No dia 7 de julho, a polícia fez a reconstituição do crime no Morro do Sumaré. Na ocasião, foi incluída uma nova informação do depoimento de M., a presença de um terceiro jovem na viatura da polícia no dia do crime, que teria sido libertado ao chegar perto do morro, antes da execução de Mateus. Segundo o delegado Rivaldo Barbosa, a Delegacia de Homicídios está tentando localizar esse terceiro garoto.
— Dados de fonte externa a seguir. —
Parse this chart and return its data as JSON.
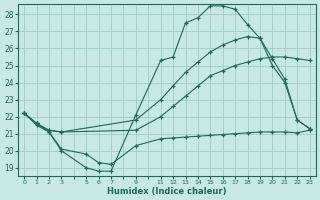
{
  "xlabel": "Humidex (Indice chaleur)",
  "bg_color": "#c8e8e5",
  "grid_color": "#a0ccc8",
  "line_color": "#1a6b5a",
  "xlim": [
    -0.5,
    23.5
  ],
  "ylim": [
    18.5,
    28.6
  ],
  "yticks": [
    19,
    20,
    21,
    22,
    23,
    24,
    25,
    26,
    27,
    28
  ],
  "xtick_labels": [
    "0",
    "1",
    "2",
    "3",
    "",
    "5",
    "6",
    "7",
    "",
    "9",
    "",
    "11",
    "12",
    "13",
    "14",
    "15",
    "16",
    "17",
    "18",
    "19",
    "20",
    "21",
    "22",
    "23"
  ],
  "curve1_x": [
    0,
    1,
    2,
    3,
    5,
    6,
    7,
    9,
    11,
    12,
    13,
    14,
    15,
    16,
    17,
    18,
    19,
    20,
    21,
    22,
    23
  ],
  "curve1_y": [
    22.2,
    21.6,
    21.1,
    20.0,
    19.0,
    18.8,
    18.8,
    22.1,
    25.3,
    25.5,
    27.5,
    27.8,
    28.5,
    28.5,
    28.3,
    27.4,
    26.6,
    25.0,
    24.0,
    21.8,
    21.3
  ],
  "curve2_x": [
    0,
    1,
    2,
    3,
    5,
    6,
    7,
    9,
    11,
    12,
    13,
    14,
    15,
    16,
    17,
    18,
    19,
    20,
    21,
    22,
    23
  ],
  "curve2_y": [
    22.2,
    21.5,
    21.1,
    20.1,
    19.8,
    19.3,
    19.2,
    20.3,
    20.7,
    20.75,
    20.8,
    20.85,
    20.9,
    20.95,
    21.0,
    21.05,
    21.1,
    21.1,
    21.1,
    21.05,
    21.2
  ],
  "curve3_x": [
    0,
    1,
    2,
    3,
    9,
    11,
    12,
    13,
    14,
    15,
    16,
    17,
    18,
    19,
    20,
    21,
    22,
    23
  ],
  "curve3_y": [
    22.2,
    21.6,
    21.2,
    21.1,
    21.2,
    22.0,
    22.6,
    23.2,
    23.8,
    24.4,
    24.7,
    25.0,
    25.2,
    25.4,
    25.5,
    25.5,
    25.4,
    25.3
  ],
  "curve4_x": [
    0,
    1,
    2,
    3,
    9,
    11,
    12,
    13,
    14,
    15,
    16,
    17,
    18,
    19,
    20,
    21,
    22,
    23
  ],
  "curve4_y": [
    22.2,
    21.6,
    21.2,
    21.1,
    21.8,
    23.0,
    23.8,
    24.6,
    25.2,
    25.8,
    26.2,
    26.5,
    26.7,
    26.6,
    25.4,
    24.2,
    21.8,
    21.3
  ]
}
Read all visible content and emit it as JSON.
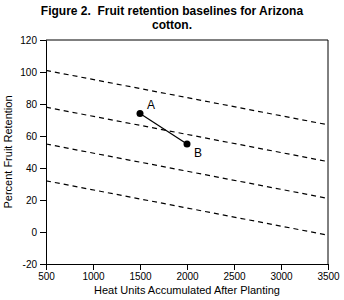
{
  "chart_data": {
    "type": "line",
    "title": "Figure 2.  Fruit retention baselines for Arizona\ncotton.",
    "xlabel": "Heat Units Accumulated After Planting",
    "ylabel": "Percent Fruit Retention",
    "xlim": [
      500,
      3500
    ],
    "ylim": [
      -20,
      120
    ],
    "xticks": [
      500,
      1000,
      1500,
      2000,
      2500,
      3000,
      3500
    ],
    "yticks": [
      -20,
      0,
      20,
      40,
      60,
      80,
      100,
      120
    ],
    "series": [
      {
        "x": [
          500,
          3500
        ],
        "values": [
          101,
          67
        ],
        "color": "#000000",
        "line_style": "dashed"
      },
      {
        "x": [
          500,
          3500
        ],
        "values": [
          78,
          44
        ],
        "color": "#000000",
        "line_style": "dashed"
      },
      {
        "x": [
          500,
          3500
        ],
        "values": [
          55,
          21
        ],
        "color": "#000000",
        "line_style": "dashed"
      },
      {
        "x": [
          500,
          3500
        ],
        "values": [
          32,
          -2
        ],
        "color": "#000000",
        "line_style": "dashed"
      },
      {
        "x": [
          1500,
          2000
        ],
        "values": [
          74,
          55
        ],
        "color": "#000000",
        "line_style": "solid",
        "marker": "circle"
      }
    ],
    "annotations": [
      {
        "x": 1500,
        "y": 74,
        "text": "A"
      },
      {
        "x": 2000,
        "y": 55,
        "text": "B"
      }
    ]
  }
}
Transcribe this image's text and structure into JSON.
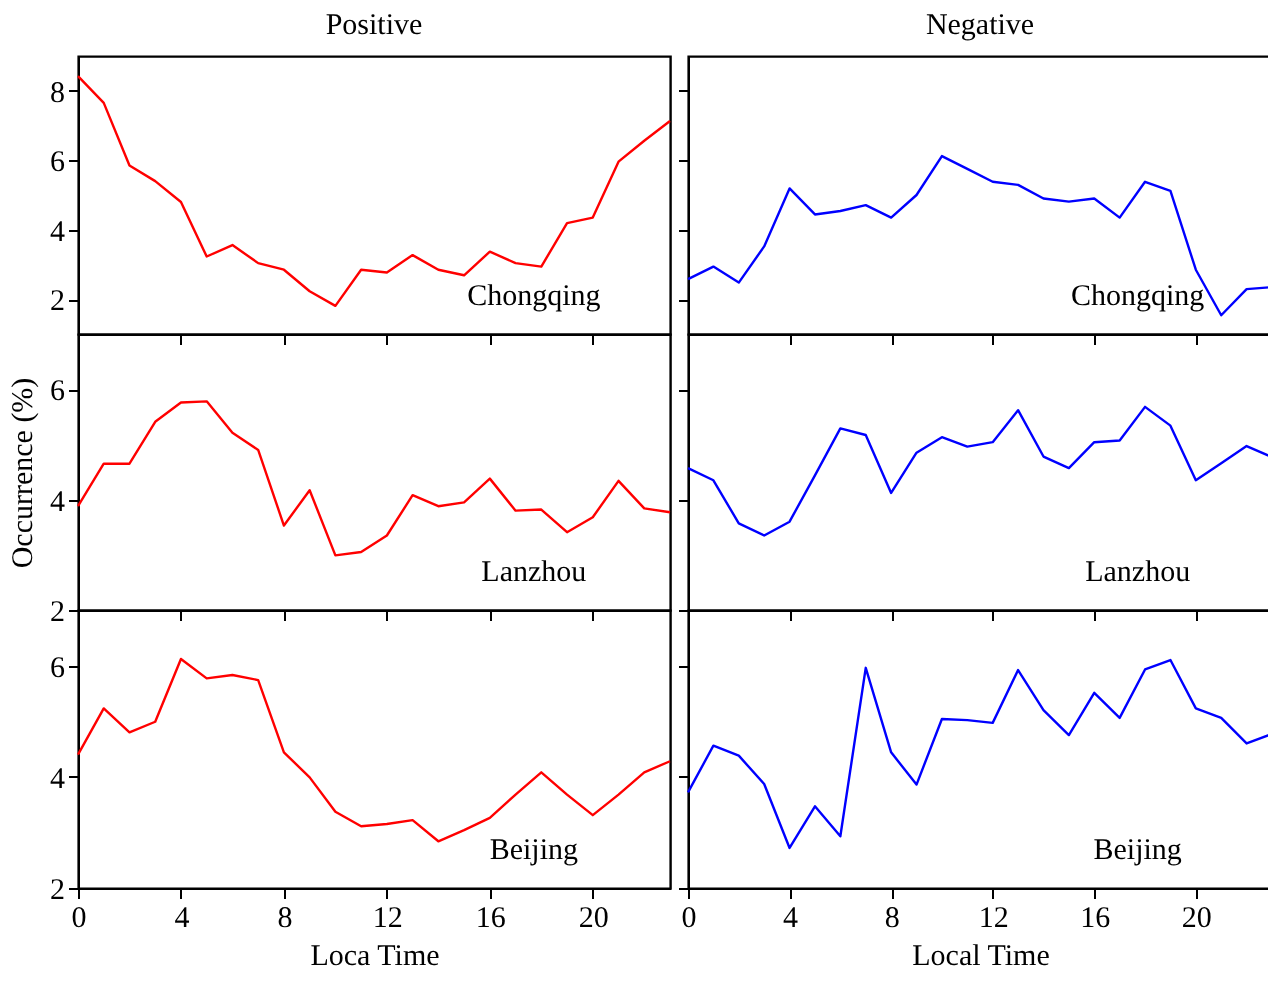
{
  "chart_data": [
    {
      "type": "line",
      "title": "Positive",
      "annotations": [
        "Chongqing"
      ],
      "x": [
        0,
        1,
        2,
        3,
        4,
        5,
        6,
        7,
        8,
        9,
        10,
        11,
        12,
        13,
        14,
        15,
        16,
        17,
        18,
        19,
        20,
        21,
        22,
        23
      ],
      "xlim": [
        0,
        23
      ],
      "xticks": [
        0,
        4,
        8,
        12,
        16,
        20
      ],
      "ylim": [
        1,
        9
      ],
      "yticks": [
        2,
        4,
        6,
        8
      ],
      "tick_labels": "y",
      "grid": false,
      "series": [
        {
          "color": "#ff0000",
          "values": [
            8.42,
            7.65,
            5.85,
            5.4,
            4.8,
            3.23,
            3.56,
            3.04,
            2.85,
            2.23,
            1.81,
            2.85,
            2.77,
            3.27,
            2.85,
            2.69,
            3.37,
            3.04,
            2.94,
            4.19,
            4.35,
            5.96,
            6.56,
            7.13
          ]
        }
      ]
    },
    {
      "type": "line",
      "title": "Negative",
      "annotations": [
        "Chongqing"
      ],
      "x": [
        0,
        1,
        2,
        3,
        4,
        5,
        6,
        7,
        8,
        9,
        10,
        11,
        12,
        13,
        14,
        15,
        16,
        17,
        18,
        19,
        20,
        21,
        22,
        23
      ],
      "xlim": [
        0,
        23
      ],
      "xticks": [
        0,
        4,
        8,
        12,
        16,
        20
      ],
      "ylim": [
        1,
        9
      ],
      "yticks": [
        2,
        4,
        6,
        8
      ],
      "tick_labels": false,
      "grid": false,
      "series": [
        {
          "color": "#0000ff",
          "values": [
            2.58,
            2.94,
            2.48,
            3.52,
            5.19,
            4.44,
            4.54,
            4.71,
            4.35,
            5.0,
            6.12,
            5.75,
            5.38,
            5.29,
            4.9,
            4.81,
            4.9,
            4.35,
            5.38,
            5.12,
            2.85,
            1.54,
            2.29,
            2.35
          ]
        }
      ]
    },
    {
      "type": "line",
      "ylabel": "Occurrence (%)",
      "annotations": [
        "Lanzhou"
      ],
      "x": [
        0,
        1,
        2,
        3,
        4,
        5,
        6,
        7,
        8,
        9,
        10,
        11,
        12,
        13,
        14,
        15,
        16,
        17,
        18,
        19,
        20,
        21,
        22,
        23
      ],
      "xlim": [
        0,
        23
      ],
      "xticks": [
        0,
        4,
        8,
        12,
        16,
        20
      ],
      "ylim": [
        2,
        7
      ],
      "yticks": [
        2,
        4,
        6
      ],
      "tick_labels": "y",
      "grid": false,
      "series": [
        {
          "color": "#ff0000",
          "values": [
            3.88,
            4.65,
            4.65,
            5.41,
            5.76,
            5.78,
            5.21,
            4.9,
            3.53,
            4.17,
            2.99,
            3.05,
            3.35,
            4.08,
            3.88,
            3.95,
            4.38,
            3.8,
            3.82,
            3.41,
            3.68,
            4.34,
            3.84,
            3.77
          ]
        }
      ]
    },
    {
      "type": "line",
      "annotations": [
        "Lanzhou"
      ],
      "x": [
        0,
        1,
        2,
        3,
        4,
        5,
        6,
        7,
        8,
        9,
        10,
        11,
        12,
        13,
        14,
        15,
        16,
        17,
        18,
        19,
        20,
        21,
        22,
        23
      ],
      "xlim": [
        0,
        23
      ],
      "xticks": [
        0,
        4,
        8,
        12,
        16,
        20
      ],
      "ylim": [
        2,
        7
      ],
      "yticks": [
        2,
        4,
        6
      ],
      "tick_labels": false,
      "grid": false,
      "series": [
        {
          "color": "#0000ff",
          "values": [
            4.57,
            4.35,
            3.57,
            3.35,
            3.6,
            4.44,
            5.29,
            5.17,
            4.12,
            4.85,
            5.13,
            4.96,
            5.04,
            5.62,
            4.78,
            4.57,
            5.04,
            5.07,
            5.68,
            5.34,
            4.35,
            4.66,
            4.97,
            4.77
          ]
        }
      ]
    },
    {
      "type": "line",
      "xlabel": "Loca Time",
      "annotations": [
        "Beijing"
      ],
      "x": [
        0,
        1,
        2,
        3,
        4,
        5,
        6,
        7,
        8,
        9,
        10,
        11,
        12,
        13,
        14,
        15,
        16,
        17,
        18,
        19,
        20,
        21,
        22,
        23
      ],
      "xlim": [
        0,
        23
      ],
      "xticks": [
        0,
        4,
        8,
        12,
        16,
        20
      ],
      "ylim": [
        2,
        7
      ],
      "yticks": [
        2,
        4,
        6
      ],
      "grid": false,
      "series": [
        {
          "color": "#ff0000",
          "values": [
            4.4,
            5.23,
            4.8,
            4.99,
            6.12,
            5.77,
            5.83,
            5.74,
            4.44,
            3.99,
            3.37,
            3.11,
            3.15,
            3.22,
            2.84,
            3.04,
            3.26,
            3.68,
            4.08,
            3.68,
            3.31,
            3.68,
            4.08,
            4.28
          ]
        }
      ]
    },
    {
      "type": "line",
      "xlabel": "Local Time",
      "annotations": [
        "Beijing"
      ],
      "x": [
        0,
        1,
        2,
        3,
        4,
        5,
        6,
        7,
        8,
        9,
        10,
        11,
        12,
        13,
        14,
        15,
        16,
        17,
        18,
        19,
        20,
        21,
        22,
        23
      ],
      "xlim": [
        0,
        23
      ],
      "xticks": [
        0,
        4,
        8,
        12,
        16,
        20
      ],
      "ylim": [
        2,
        7
      ],
      "yticks": [
        2,
        4,
        6
      ],
      "tick_labels": "x",
      "grid": false,
      "series": [
        {
          "color": "#0000ff",
          "values": [
            3.72,
            4.56,
            4.38,
            3.87,
            2.72,
            3.47,
            2.93,
            5.96,
            4.44,
            3.86,
            5.04,
            5.02,
            4.97,
            5.92,
            5.2,
            4.75,
            5.51,
            5.06,
            5.93,
            6.1,
            5.23,
            5.06,
            4.6,
            4.77
          ]
        }
      ]
    }
  ]
}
Até agora, nenhuma autoridade se comunicou com a família que, no entanto, está decidida a não se calar. “É muita maldade o que fizeram com o meu filho”, diz o pai, Thiago Virgínio dos Santos. A mãe não queria falar com os jornalistas mas acabou dizendo algumas palavras sobre o filho mais velho, um menino calmo, carinhoso e bom aluno. “Nunca repetiu de ano”, diz, olhando os livros e cadernos arrumadinhos embaixo da TV na sala onde dormia com o irmão.

Na capa dos cadernos, uma foto de crianças sorridentes e a frase: “Rio 2016, um outro futuro começa agora”.